In the process of setting up, I have already spent time thinking through the concept, the mood, the space (include the negative space), and how the colors would work together. In the drawing step, I did a final evaluation of the setting till I was completely satisfied with the arrangement.
Would you like to see how I prepared the setting for this watercolor still-life painting? See the end of this article.
Start from the main subjects
There are a number of ways to begin a watercolor painting. In this demonstration, I started the painting from the main subjects which are the bananas, the mandarin oranges and the persimmons.
I first put yellow into the area for the bananas, then I mixed yellows and reds to define the areas for the mandarin oranges and the two persimmons. As you may noticed, I left some blank areas within the oranges and the persimmons which will be used for the highlights and leaves of the fruits.
Balance the dark and the light areas
Next I worked on the light and dark areas of the painting (The fabrics used in the background and the foreground) and worked to develop the color and value relationship between the major areas.

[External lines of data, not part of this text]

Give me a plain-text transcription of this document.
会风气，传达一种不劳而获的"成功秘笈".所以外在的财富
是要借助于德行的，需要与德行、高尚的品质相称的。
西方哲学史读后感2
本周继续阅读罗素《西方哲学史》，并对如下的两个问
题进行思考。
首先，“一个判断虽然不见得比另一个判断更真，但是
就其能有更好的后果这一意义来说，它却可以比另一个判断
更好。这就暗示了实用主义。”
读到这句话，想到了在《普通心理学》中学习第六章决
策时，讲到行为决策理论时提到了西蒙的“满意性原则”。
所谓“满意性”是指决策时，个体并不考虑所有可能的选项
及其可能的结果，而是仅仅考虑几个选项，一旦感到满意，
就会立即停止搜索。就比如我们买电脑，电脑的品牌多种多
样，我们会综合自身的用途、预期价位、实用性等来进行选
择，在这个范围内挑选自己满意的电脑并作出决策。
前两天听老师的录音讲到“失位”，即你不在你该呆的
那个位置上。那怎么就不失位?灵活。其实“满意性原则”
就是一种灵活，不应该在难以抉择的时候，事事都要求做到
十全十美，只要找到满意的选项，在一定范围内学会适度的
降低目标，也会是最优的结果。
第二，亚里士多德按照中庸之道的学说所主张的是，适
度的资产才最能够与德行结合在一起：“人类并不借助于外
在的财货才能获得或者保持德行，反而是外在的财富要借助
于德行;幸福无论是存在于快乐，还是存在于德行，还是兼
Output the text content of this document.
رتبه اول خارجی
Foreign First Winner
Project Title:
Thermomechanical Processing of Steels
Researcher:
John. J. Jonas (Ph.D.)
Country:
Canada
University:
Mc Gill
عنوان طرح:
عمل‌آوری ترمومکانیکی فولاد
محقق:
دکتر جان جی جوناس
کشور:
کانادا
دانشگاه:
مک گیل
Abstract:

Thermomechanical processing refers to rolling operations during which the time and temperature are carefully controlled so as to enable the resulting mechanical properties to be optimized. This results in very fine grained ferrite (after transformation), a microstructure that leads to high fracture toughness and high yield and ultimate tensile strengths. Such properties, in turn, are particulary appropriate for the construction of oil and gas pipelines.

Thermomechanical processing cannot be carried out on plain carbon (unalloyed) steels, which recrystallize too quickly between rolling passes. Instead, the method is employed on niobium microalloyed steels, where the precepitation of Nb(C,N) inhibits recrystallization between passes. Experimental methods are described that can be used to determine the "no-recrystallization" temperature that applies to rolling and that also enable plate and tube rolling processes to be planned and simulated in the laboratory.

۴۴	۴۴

This was the time to orchestrate the overall harmony of the watercolor painting.
I used a large brush to wash the top and left dark fabric areas with a mixture of blue, red and burnt sienna. In the light-color fabric area I mixed burnt umber and yellow with good amount of water to paint the shadows.
I squinted my eyes when I looked at the still-life setting so that I would avoid noticing the small details, thus keeping my focus on the balance of the major areas of the painting. Each wash and stroke on the painting needed to work together to bring out the concept and impression of the painting that I had developed in my mind while creating the initial setting. I next worked on introducing more colors and value balance to bring more life to this watercolor still-life painting.
Bring the subjects to life
When I have accomplished the overall dark and light value and color balance, I started to work on the form of the main subjects.
I started from the bananas, then proceeded to the mandarin oranges on the right, then the ones on the left, and finally the persimmons at the front. This was the time to enrich the colors of the subjects by defining the light and shadow. During this step, I paid close attention to the reflective colors from other subjects in the setting. As I developed a richer relationship among the subjects, I moved the color and value balance to the next level. I avoided staring at an object for too long, because what I was working on was the relationship and balance.
Proceed to details
I continued adding colors to the different areas of the composition one layer at a time, As I change one element, another would strike me as needing refinement. This became a continual process as I matched up the watercolor painting to my minds eye. This was how I could make the painting more detailed, interesting, and achieve a certain perfection.
This was the time to push the painting to fullness. I worked on defining the darkest area, the brightest area and other areas in between, to complete the balance.
This painting was completed in about one and a half hours.